Tears of exertion blur my eyes. I’m torn between staying and going. The force of Tyrus’s power channels into every space of my body. He wants me more. He can have me.
My head tips back in surrender.
I let go.
Something grips my arm. I can’t move. The black dust has nearly enveloped me, but I’m held back. My blood burns. I’ll kill whoever is—
I’m spun around. I’m staring into wide chazoure eyes. A girl without chains. “The boy says you don’t belong there.” Her voice is different from the others in my head. “And the beautiful lady says she can’t fight all the Chained without you.”
My brow furrows. Only some of her words make sense. I look past her.
In the middle of the soul bridge, someone in a midnight-blue dress and wearing majestic grace bones twirls and lashes, fighting four Chained at once. I gasp. “Mother!”
She can’t look at me with all the dead surrounding her and more coming, but the tense line of her shoulders eases. “Take this one, Ailesse!” she calls. She strikes the flat of her palm into the man in front of her. He’s thrown right at me. My mother’s aim is exact.
Fierce instinct takes hold of me. Tyrus’s siren song breaks. The Unchained girl lets go and passes through Elara’s Gate. I rush toward the dead man.
I kick out his legs before he lands. He crashes to his knees. I haul him up and drive him backward to the Gate with unrelenting blows. I even gouge his eyes. He doesn’t have a chance to fight back. My mother is here. I grin, even as the dead man curses me. She came to help. She didn’t allow me to die. She cares about me.

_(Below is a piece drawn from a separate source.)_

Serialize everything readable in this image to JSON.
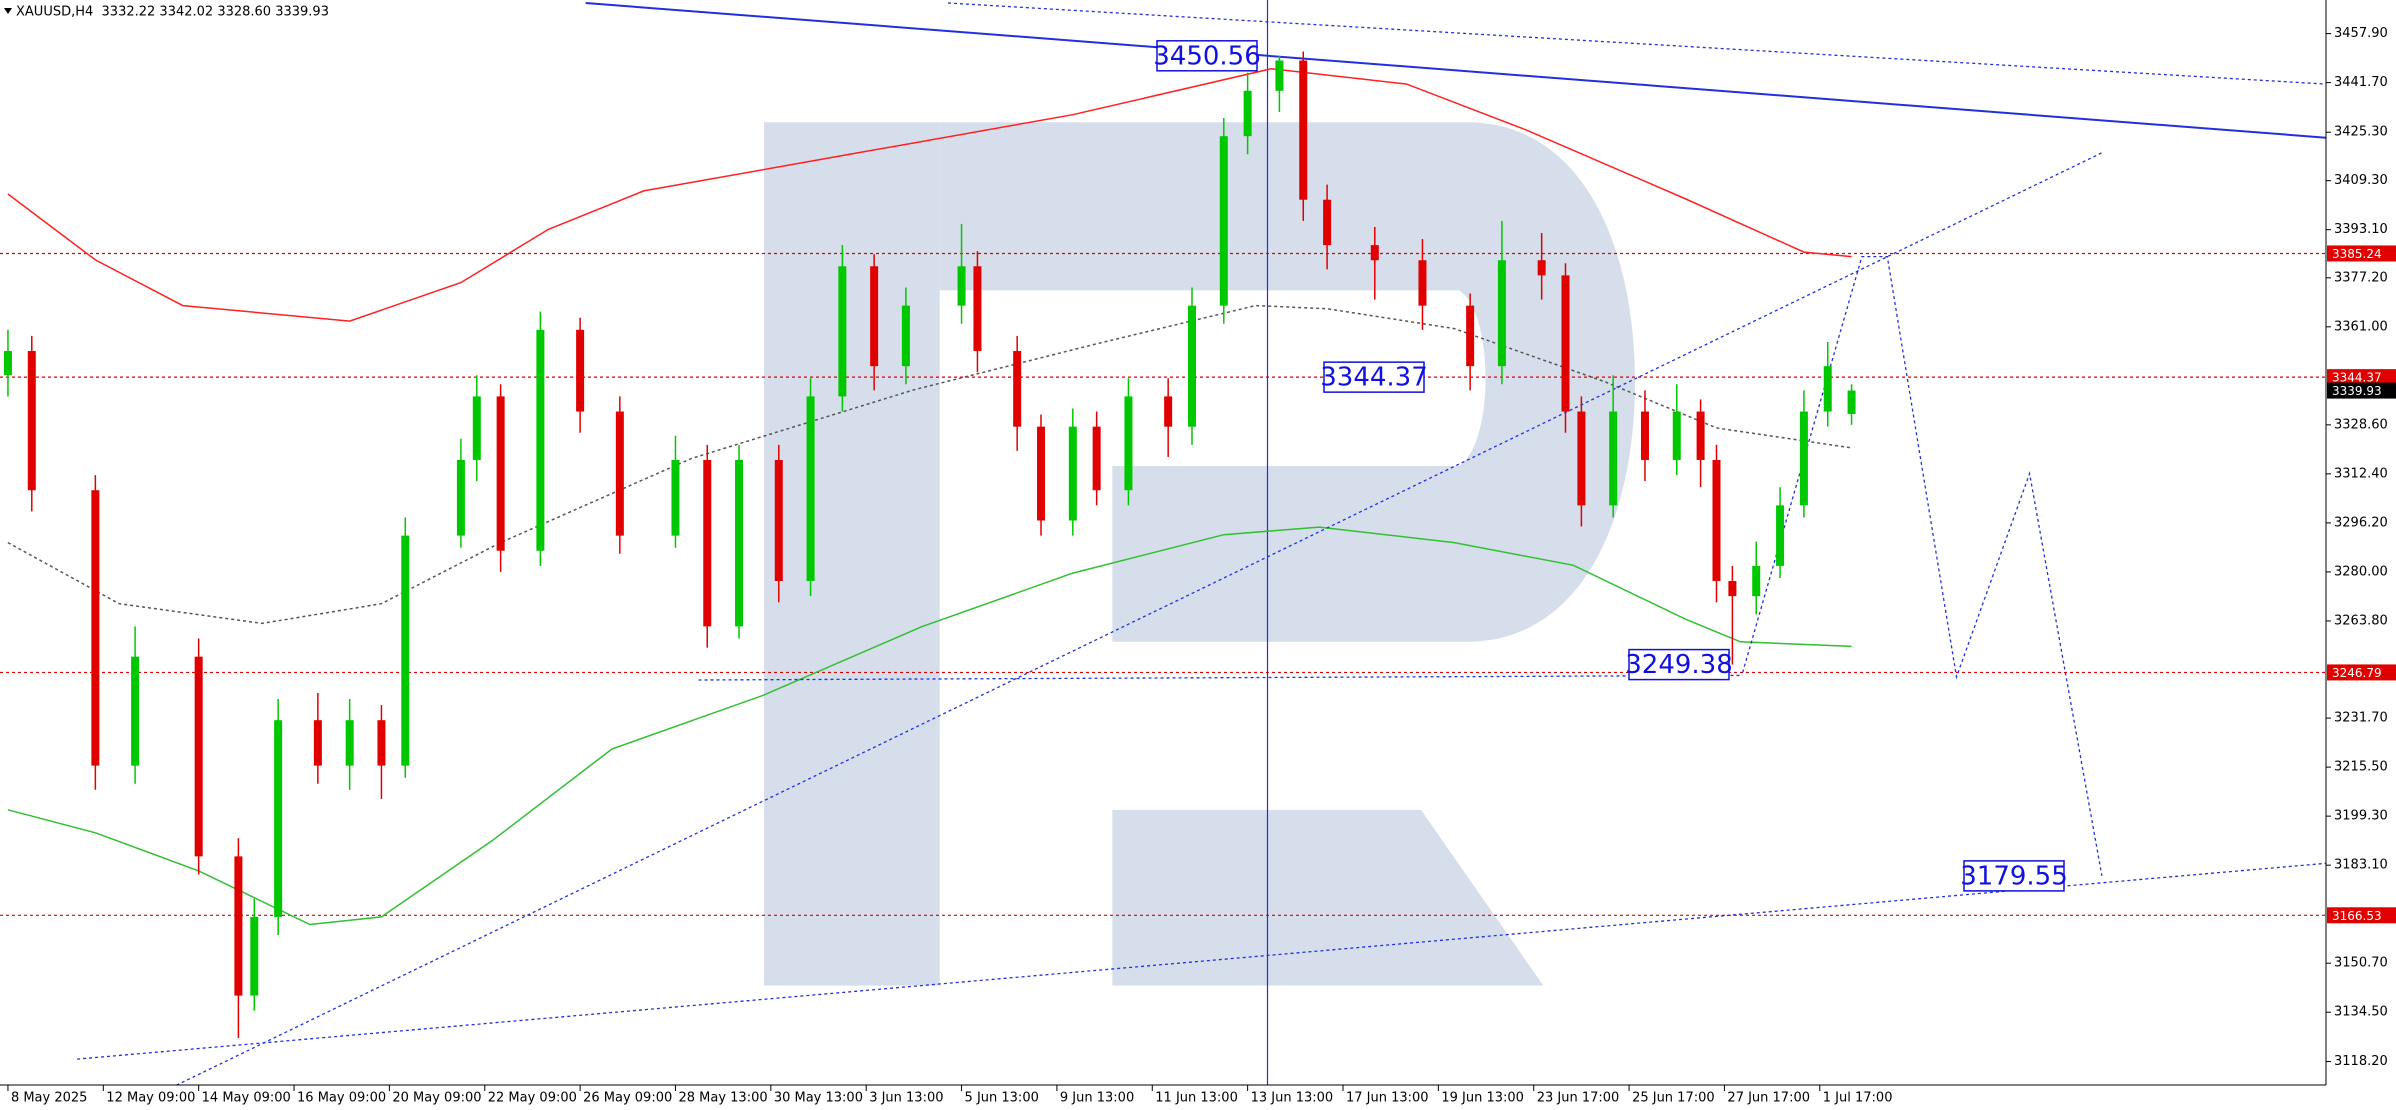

Warmth radiates through my chest. All my life I’ve dreamed of ferrying beside her, working together in perfect unison. That moment is here. Part of me wants the world to stand still so I can drink it in. But the stronger part—the part of me that’s really my mother’s daughter—won’t stop to be sentimental. I fight the dead harder than ever.
I grab the man by the back of his chazoure tunic. I’m near the vortex of black dust now. I have to be quick. The Chained thrashes like a wildcat, but my grip is as strong as my tiger shark’s jaws. I don’t let go until I hurl him through the Gate. He cries out as the dust cloaks him from sight.
I hover nearby, staring at the spinning darkness. Tyrus’s siren song returns and pounds through my head. It’s not too late, Ailesse. Come to me. I will not punish you. I will share my bounty.
I square my jaw. I won’t listen.
I run the other way. Too many souls swarm the ledge and bridge. They spider-crawl through the rift above and drop from the mine shaft. I rapidly scan the cavern for Bastien, but I can’t see anything beyond streaks of chazoure.